I am trying to understand how matrix does its rendering. So what I figure is when you first Mount it run once and creates whatever is visible. When there is a change in a cell then this change leads to a recalc of the element that observes the cell. And then the refresh needs to have a link to the dom element and then update first the element itself and then perhaps it's children.
"And then the refresh needs to have a link to the dom element and then update first the element itself and then perhaps it's children." Correct. The MX proxy decides some property has changed. When this proxy property corresponds to a DOM property, a side-effect handler actually uses the DOM API to alter the DOM property.
"but dynamic text needs to be in :content which is less understandabl" Can't say I disagree with that, but that is how the DOM works once you get under the hood. And MX libraries, wherever they wrap another library, follow the principle "when in Rome do as Romans do". In my experience, things work better if we work with a library instead of subsituting what we might think is a better approach. Deviating can trip up on undocumented details of a library.
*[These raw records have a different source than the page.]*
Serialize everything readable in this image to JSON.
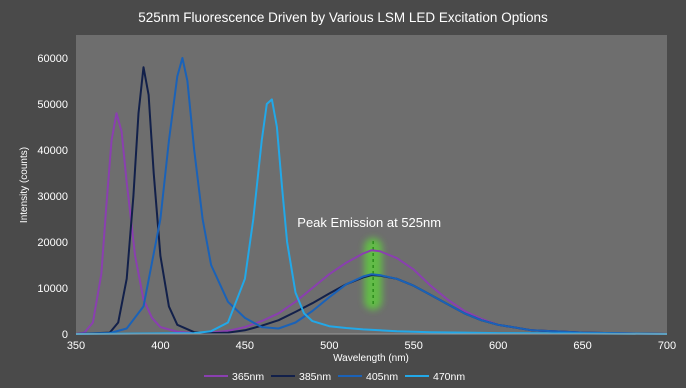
{
  "chart_data": {
    "type": "line",
    "title": "525nm Fluorescence Driven by Various LSM LED Excitation Options",
    "xlabel": "Wavelength (nm)",
    "ylabel": "Intensity (counts)",
    "xlim": [
      350,
      700
    ],
    "ylim": [
      0,
      65000
    ],
    "x_ticks": [
      350,
      400,
      450,
      500,
      550,
      600,
      650,
      700
    ],
    "y_ticks": [
      0,
      10000,
      20000,
      30000,
      40000,
      50000,
      60000
    ],
    "x_tick_labels": [
      "350",
      "400",
      "450",
      "500",
      "550",
      "600",
      "650",
      "700"
    ],
    "y_tick_labels": [
      "0",
      "10000",
      "20000",
      "30000",
      "40000",
      "50000",
      "60000"
    ],
    "grid": false,
    "legend_position": "bottom",
    "annotation": {
      "text": "Peak Emission at 525nm",
      "x": 526
    },
    "series": [
      {
        "name": "365nm",
        "color": "#8a3fb0",
        "x": [
          350,
          355,
          360,
          365,
          368,
          371,
          374,
          377,
          380,
          385,
          390,
          395,
          400,
          410,
          420,
          430,
          440,
          450,
          460,
          470,
          480,
          490,
          500,
          510,
          520,
          525,
          530,
          540,
          550,
          560,
          570,
          580,
          590,
          600,
          620,
          650,
          680,
          700
        ],
        "y": [
          0,
          300,
          2500,
          13000,
          28000,
          42000,
          48000,
          44000,
          33000,
          17000,
          7500,
          3500,
          1500,
          500,
          200,
          300,
          700,
          1500,
          2800,
          4500,
          7000,
          10000,
          13000,
          15500,
          17500,
          18200,
          18000,
          16500,
          14000,
          10500,
          7500,
          5000,
          3300,
          2000,
          800,
          300,
          100,
          0
        ]
      },
      {
        "name": "385nm",
        "color": "#12204a",
        "x": [
          350,
          370,
          375,
          380,
          384,
          387,
          390,
          393,
          396,
          400,
          405,
          410,
          420,
          430,
          440,
          450,
          460,
          470,
          480,
          490,
          500,
          510,
          520,
          525,
          530,
          540,
          550,
          560,
          570,
          580,
          590,
          600,
          620,
          650,
          680,
          700
        ],
        "y": [
          0,
          300,
          2500,
          12000,
          30000,
          48000,
          58000,
          52000,
          35000,
          17000,
          6000,
          2000,
          400,
          200,
          300,
          800,
          1800,
          3000,
          4800,
          6700,
          8800,
          10800,
          12300,
          12800,
          12700,
          12000,
          10500,
          8500,
          6500,
          4500,
          3000,
          2000,
          800,
          300,
          100,
          0
        ]
      },
      {
        "name": "405nm",
        "color": "#1a62b8",
        "x": [
          350,
          370,
          380,
          390,
          400,
          405,
          410,
          413,
          416,
          420,
          425,
          430,
          440,
          450,
          460,
          470,
          480,
          490,
          500,
          510,
          520,
          525,
          530,
          540,
          550,
          560,
          570,
          580,
          590,
          600,
          620,
          650,
          680,
          700
        ],
        "y": [
          0,
          200,
          1200,
          6000,
          25000,
          42000,
          56000,
          60000,
          55000,
          40000,
          25000,
          15000,
          7000,
          3500,
          1500,
          1200,
          2500,
          5000,
          8000,
          10800,
          12500,
          13000,
          12800,
          12000,
          10500,
          8500,
          6500,
          4500,
          3000,
          2000,
          800,
          300,
          100,
          0
        ]
      },
      {
        "name": "470nm",
        "color": "#22a8e8",
        "x": [
          350,
          420,
          430,
          440,
          450,
          455,
          460,
          463,
          466,
          469,
          472,
          475,
          480,
          485,
          490,
          500,
          510,
          520,
          530,
          540,
          550,
          560,
          580,
          600,
          650,
          700
        ],
        "y": [
          0,
          200,
          600,
          2500,
          12000,
          25000,
          42000,
          50000,
          51000,
          45000,
          32000,
          20000,
          9000,
          4500,
          2800,
          1700,
          1300,
          1000,
          800,
          600,
          500,
          400,
          300,
          200,
          100,
          0
        ]
      }
    ]
  }
}
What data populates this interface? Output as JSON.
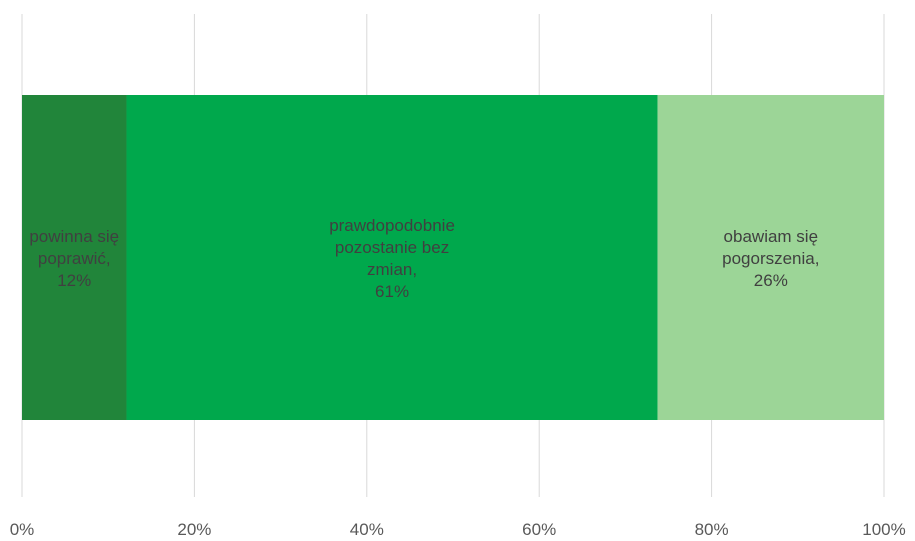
{
  "chart_data": {
    "type": "bar",
    "orientation": "horizontal",
    "stacked": true,
    "percent_stacked": true,
    "title": "",
    "xlabel": "",
    "ylabel": "",
    "xlim": [
      0,
      100
    ],
    "x_ticks": [
      "0%",
      "20%",
      "40%",
      "60%",
      "80%",
      "100%"
    ],
    "grid": "vertical",
    "legend": "none",
    "series": [
      {
        "name": "powinna się poprawić",
        "value": 12,
        "color": "#21853a",
        "label_lines": [
          "powinna się",
          "poprawić,",
          "12%"
        ]
      },
      {
        "name": "prawdopodobnie pozostanie bez zmian",
        "value": 61,
        "color": "#00a84c",
        "label_lines": [
          "prawdopodobnie",
          "pozostanie bez",
          "zmian,",
          "61%"
        ]
      },
      {
        "name": "obawiam się pogorszenia",
        "value": 26,
        "color": "#9cd597",
        "label_lines": [
          "obawiam się",
          "pogorszenia,",
          "26%"
        ]
      }
    ]
  }
}
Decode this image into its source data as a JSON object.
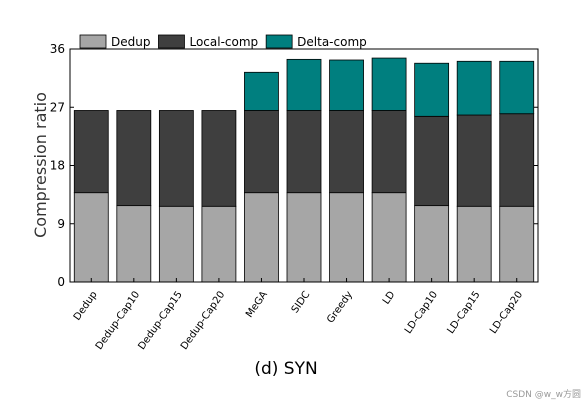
{
  "watermark": "CSDN @w_w方圆",
  "chart_data": {
    "type": "bar",
    "stacked": true,
    "title": "",
    "subtitle": "",
    "xlabel": "(d) SYN",
    "ylabel": "Compression ratio",
    "ylim": [
      0,
      36
    ],
    "yticks": [
      0,
      9,
      18,
      27,
      36
    ],
    "grid": false,
    "legend_position": "top",
    "categories": [
      "Dedup",
      "Dedup-Cap10",
      "Dedup-Cap15",
      "Dedup-Cap20",
      "MeGA",
      "SIDC",
      "Greedy",
      "LD",
      "LD-Cap10",
      "LD-Cap15",
      "LD-Cap20"
    ],
    "series": [
      {
        "name": "Dedup",
        "color": "#a6a6a6",
        "values": [
          13.8,
          11.8,
          11.7,
          11.7,
          13.8,
          13.8,
          13.8,
          13.8,
          11.8,
          11.7,
          11.7
        ]
      },
      {
        "name": "Local-comp",
        "color": "#3f3f3f",
        "values": [
          12.7,
          14.7,
          14.8,
          14.8,
          12.7,
          12.7,
          12.7,
          12.7,
          13.8,
          14.1,
          14.3
        ]
      },
      {
        "name": "Delta-comp",
        "color": "#007f7f",
        "values": [
          0,
          0,
          0,
          0,
          5.9,
          7.9,
          7.8,
          8.1,
          8.2,
          8.3,
          8.1
        ]
      }
    ]
  }
}
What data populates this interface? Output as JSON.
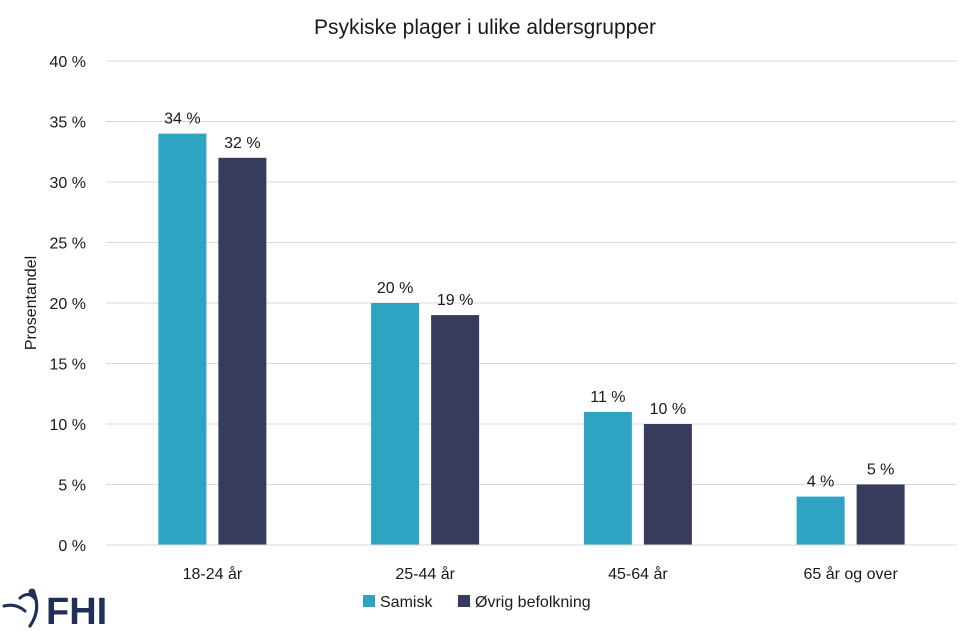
{
  "chart_data": {
    "type": "bar",
    "title": "Psykiske plager i ulike aldersgrupper",
    "ylabel": "Prosentandel",
    "xlabel": "",
    "categories": [
      "18-24 år",
      "25-44 år",
      "45-64 år",
      "65 år og over"
    ],
    "series": [
      {
        "name": "Samisk",
        "color": "#2ea3c2",
        "values": [
          34,
          20,
          11,
          4
        ],
        "labels": [
          "34 %",
          "20 %",
          "11 %",
          "4 %"
        ]
      },
      {
        "name": "Øvrig befolkning",
        "color": "#373b5c",
        "values": [
          32,
          19,
          10,
          5
        ],
        "labels": [
          "32 %",
          "19 %",
          "10 %",
          "5 %"
        ]
      }
    ],
    "ylim": [
      0,
      40
    ],
    "yticks": [
      0,
      5,
      10,
      15,
      20,
      25,
      30,
      35,
      40
    ],
    "ytick_labels": [
      "0 %",
      "5 %",
      "10 %",
      "15 %",
      "20 %",
      "25 %",
      "30 %",
      "35 %",
      "40 %"
    ],
    "grid": true,
    "legend_position": "bottom"
  },
  "logo": {
    "text": "FHI",
    "color": "#1f2f57"
  }
}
"There is are small discrepancies such as onclick on-click." Not sure on that one. As I said in another reply, I try to ape a library precisely. I wonder if sth scared me off that. Possibly I wanted to support authoring a widget either with a direct handler or one that lived at the MX abstraction? Sorry, I have been awayy doing Flutter for a couple of years, some things are fuzzy.
If you want help with using mxWeb I'll fire it up and get my cobwebs cleaned up.
"you could run the entire mx server side and client side you just need a websocket and an eventhandler." Well-spotted. The Algebra app is a Common Lisp app that ships JS over in XHR responses to events generated by straightforward JS event handlers. Works well, but for CLJS I thought it might be better to avoid the round trips. I guess a socket would be a bit more efficient, and avoid a problem I had where client events arrived in different order than generated. Not sure, I have not done much with WebSockets.
Which qould mean that you could run the entire mx server side and client side you just need a websocket and an eventhandler. Then the websocket protocol would basically have two operations: 1. Initial dom 2. Dom update. Andngoing back to the server 1. Dom event.